Громко хлопнула кухонная дверь, и мамин голос раздраженно произнес:
— Не могу я разорваться! И по магазинам… и здесь ничего не делается…
Сережа проснулся и сразу вспомнил, что сегодня ему исполнилось десять лет. Он тихонько засмеялся от радости и залез с головой под одеяло, в тепло и темноту.
— Сереженька, детка, проснись, голубчик! — наклонилась над ним мать. — Нынче день твоего рождения, поздравляю тебя, дорогой!
И когда Сережа высунул на свет разлохмаченную голову, она деловито сказала:
— Уж ты извини меня, что рано бужу, но сам знаешь, гости будут. Я с раннего утра в кухне верчусь, а уже в магазины за тем, за другим — прямо некогда. Встань, сбегай, голубчик! — И, видя поскучневшее Сережино лицо, добавила: — Все ведь это, милый, для тебя делается.
Когда Сережа принес молоко и яйца, его послали за яблоками, потом — за сахаром.
— Мне уроки повторить надо, — уныло сказал он, предвидя, что яблоками и сахаром дело не кончится.
— Ах, боже мой! Как будто я все это для себя делаю, — вскипела мать, у которой что-то булькало и пригорало в большой синей кастрюле. — Люди придут, скажут: единственного сына рождение и то справить не могли как следует! А ему все равно. Бесчувственный какой-то! — И тут же отправила Сережу за колбасой.
Уходя в школу, Сережа предупредил:
— Я вернусь поздно: после школы у меня сегодня музыка.
— И слава богу! — сказала домашняя работница Груша. — По крайности под ногами вертеться не будешь.
Вернувшись, Сережа долго звонил на темном крыльце. За дверью слышны были смех и музыка.
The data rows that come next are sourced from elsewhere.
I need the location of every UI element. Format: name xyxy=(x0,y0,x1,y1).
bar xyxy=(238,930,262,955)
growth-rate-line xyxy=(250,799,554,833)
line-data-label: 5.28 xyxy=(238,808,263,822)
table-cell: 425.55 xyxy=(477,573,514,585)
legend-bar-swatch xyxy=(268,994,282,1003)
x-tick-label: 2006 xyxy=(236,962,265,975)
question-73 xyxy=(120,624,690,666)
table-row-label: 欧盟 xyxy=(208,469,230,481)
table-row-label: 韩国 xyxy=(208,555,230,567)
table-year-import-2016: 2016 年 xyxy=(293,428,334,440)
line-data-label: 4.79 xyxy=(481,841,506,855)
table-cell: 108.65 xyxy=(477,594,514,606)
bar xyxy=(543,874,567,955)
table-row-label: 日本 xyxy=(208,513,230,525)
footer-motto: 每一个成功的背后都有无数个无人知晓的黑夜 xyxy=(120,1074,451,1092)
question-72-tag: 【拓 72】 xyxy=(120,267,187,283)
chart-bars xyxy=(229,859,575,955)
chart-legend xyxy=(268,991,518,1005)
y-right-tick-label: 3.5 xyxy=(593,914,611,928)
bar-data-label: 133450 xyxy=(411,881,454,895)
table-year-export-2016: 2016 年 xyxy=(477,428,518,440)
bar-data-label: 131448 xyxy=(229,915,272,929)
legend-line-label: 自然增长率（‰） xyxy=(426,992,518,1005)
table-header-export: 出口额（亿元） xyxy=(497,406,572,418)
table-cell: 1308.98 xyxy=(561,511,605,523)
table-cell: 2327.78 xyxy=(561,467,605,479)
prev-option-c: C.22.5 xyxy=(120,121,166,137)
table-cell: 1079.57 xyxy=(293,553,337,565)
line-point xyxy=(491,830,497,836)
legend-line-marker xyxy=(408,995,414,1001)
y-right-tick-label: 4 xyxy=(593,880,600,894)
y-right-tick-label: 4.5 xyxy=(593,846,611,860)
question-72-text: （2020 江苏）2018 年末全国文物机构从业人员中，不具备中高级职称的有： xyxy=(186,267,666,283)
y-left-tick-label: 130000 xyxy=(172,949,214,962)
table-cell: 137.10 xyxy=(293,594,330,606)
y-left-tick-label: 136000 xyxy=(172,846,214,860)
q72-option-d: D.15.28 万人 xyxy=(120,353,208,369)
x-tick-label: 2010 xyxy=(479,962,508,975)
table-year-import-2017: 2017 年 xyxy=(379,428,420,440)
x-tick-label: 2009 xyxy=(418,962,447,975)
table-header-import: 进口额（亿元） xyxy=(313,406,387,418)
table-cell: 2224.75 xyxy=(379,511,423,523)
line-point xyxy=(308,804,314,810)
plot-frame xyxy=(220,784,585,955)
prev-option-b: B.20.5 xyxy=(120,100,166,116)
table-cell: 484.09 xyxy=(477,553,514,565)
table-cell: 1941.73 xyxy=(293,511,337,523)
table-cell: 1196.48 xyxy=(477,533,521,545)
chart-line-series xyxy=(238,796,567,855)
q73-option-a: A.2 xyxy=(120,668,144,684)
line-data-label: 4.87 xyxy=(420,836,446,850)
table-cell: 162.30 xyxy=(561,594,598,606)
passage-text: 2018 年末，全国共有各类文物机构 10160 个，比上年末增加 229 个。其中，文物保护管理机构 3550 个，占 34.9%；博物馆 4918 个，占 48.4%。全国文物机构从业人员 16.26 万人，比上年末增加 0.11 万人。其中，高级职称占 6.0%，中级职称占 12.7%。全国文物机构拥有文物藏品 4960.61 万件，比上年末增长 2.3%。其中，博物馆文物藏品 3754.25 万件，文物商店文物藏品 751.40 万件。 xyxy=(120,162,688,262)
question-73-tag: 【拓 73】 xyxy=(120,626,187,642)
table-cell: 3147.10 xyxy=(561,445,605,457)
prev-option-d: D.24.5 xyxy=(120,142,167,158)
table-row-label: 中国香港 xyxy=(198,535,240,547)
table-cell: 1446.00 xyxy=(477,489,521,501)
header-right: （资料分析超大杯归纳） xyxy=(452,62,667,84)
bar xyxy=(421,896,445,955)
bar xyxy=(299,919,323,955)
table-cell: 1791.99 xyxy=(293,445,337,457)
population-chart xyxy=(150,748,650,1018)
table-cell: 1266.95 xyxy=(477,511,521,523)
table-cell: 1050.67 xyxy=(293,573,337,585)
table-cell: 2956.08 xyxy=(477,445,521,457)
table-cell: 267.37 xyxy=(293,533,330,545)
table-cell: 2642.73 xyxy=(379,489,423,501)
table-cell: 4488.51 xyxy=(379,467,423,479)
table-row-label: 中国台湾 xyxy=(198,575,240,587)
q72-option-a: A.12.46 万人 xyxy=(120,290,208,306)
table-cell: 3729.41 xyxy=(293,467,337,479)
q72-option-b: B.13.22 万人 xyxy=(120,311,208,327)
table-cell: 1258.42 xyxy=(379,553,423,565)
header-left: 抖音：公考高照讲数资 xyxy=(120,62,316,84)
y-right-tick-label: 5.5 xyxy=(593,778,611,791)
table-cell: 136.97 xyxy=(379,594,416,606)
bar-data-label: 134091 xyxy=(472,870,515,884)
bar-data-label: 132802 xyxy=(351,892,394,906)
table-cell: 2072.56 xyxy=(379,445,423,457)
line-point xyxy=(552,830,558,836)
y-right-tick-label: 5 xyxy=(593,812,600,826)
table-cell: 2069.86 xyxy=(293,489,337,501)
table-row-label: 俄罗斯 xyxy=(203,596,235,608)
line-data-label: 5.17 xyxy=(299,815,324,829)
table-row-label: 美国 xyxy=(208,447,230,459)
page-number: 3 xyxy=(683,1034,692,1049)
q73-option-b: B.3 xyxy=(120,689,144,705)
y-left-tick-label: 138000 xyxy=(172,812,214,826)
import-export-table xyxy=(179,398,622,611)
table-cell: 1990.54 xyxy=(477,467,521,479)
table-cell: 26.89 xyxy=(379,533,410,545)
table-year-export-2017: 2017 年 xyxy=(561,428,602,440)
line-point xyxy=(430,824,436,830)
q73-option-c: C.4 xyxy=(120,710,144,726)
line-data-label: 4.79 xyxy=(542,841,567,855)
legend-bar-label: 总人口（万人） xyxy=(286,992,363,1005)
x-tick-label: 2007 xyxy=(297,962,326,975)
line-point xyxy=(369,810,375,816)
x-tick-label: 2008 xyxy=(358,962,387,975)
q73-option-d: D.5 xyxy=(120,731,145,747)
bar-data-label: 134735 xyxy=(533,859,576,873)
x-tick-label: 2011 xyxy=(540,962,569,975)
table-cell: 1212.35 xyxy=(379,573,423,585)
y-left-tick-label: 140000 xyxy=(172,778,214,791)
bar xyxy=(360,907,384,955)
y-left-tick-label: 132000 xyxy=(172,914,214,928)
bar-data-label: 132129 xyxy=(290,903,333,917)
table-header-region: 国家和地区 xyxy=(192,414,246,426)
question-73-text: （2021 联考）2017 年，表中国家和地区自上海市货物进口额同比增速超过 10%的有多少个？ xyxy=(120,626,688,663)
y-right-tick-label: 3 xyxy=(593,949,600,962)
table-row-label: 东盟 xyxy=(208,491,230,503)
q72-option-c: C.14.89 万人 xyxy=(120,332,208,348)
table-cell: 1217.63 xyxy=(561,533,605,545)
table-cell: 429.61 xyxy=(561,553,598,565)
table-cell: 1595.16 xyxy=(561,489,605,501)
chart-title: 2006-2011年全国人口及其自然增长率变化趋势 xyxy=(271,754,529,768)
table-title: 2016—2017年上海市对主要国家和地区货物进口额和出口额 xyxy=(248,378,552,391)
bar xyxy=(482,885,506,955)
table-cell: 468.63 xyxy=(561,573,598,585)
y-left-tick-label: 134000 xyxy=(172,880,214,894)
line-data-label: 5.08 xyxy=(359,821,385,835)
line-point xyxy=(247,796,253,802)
«Гости, — подумал Сережа, — патефон».
Наконец ему открыла Груша.
— Только и делов, — проворчала она, — отворяй да затворяй за тобой. Там сейчас радио закрутят, а тут…
За столом сидело много народу, все папины и мамины знакомые. Они стучали посудой, пили, ели и с полным ртом говорили все враз.
— A-а! Именинник! — закричал, заметив Сережу, Семен Иванович, папин сослуживец, про которого папа недавно говорил, что Семен Иванович — кляузник и подхалим.
Его соседка удивленно подняла подбритую в ниточку бровь:
— Как? Разве это маленький именинник? А я думала — сам хозяин!
Сереже стало неловко. Во-первых, никакой он не именинник, а вовсе его рождение, а потом даже доктор сказал, что он «большой не по годам». Маленький!
Он тихонько пробрался к матери на конец стола и, примостившись на ее стуле, шепнул ей на ухо:
— Мам, я есть хочу.
— Сейчас, Сереженька, — понимающе кивнула она головой. — Вот килечку скушай и винегрета.
— Я пирога хочу.
Мать окинула взглядом стол.
— Погоди. Сереженька, пирога мало осталось, а некоторые еще не брали.
Сережа вздохнул и стал ковырять вилкой в винегрете.
— Ведь он у вас, кажется, музыкант, — снисходительно обратилась к матери незнакомая Сереже полная дама, похожая на белого медведя.
— Своего как-то неловко хвалить, — расцвела мать.
— Чего там неловко, — перебил с другого конца стола отец. — Не то что музыкант, а прямо юное дарование. Так и учитель сказал: вундеркинд. Будущий, конечно. Шуберта играет и этого… как его…
— Просим, просим! — закричали гости.
Сережа вяло сел за рояль и, подумав, заиграл.
Все на минуту смолкли.
— Люблю музыку, — сказала, громко жуя яблоко, дама, похожая на белого медведя. — Она дает такое настроение!
— А по мне, — махнул рукой Семен Иванович, — такой музыки хоть бы и не было. Панихида! — Гости засмеялись. — Вот я понимаю музыка: мимо бара какого-нибудь идешь — та-та-та-ти-та-та-ти… Ноги сами танцуют. Зажигательно! А это что ж?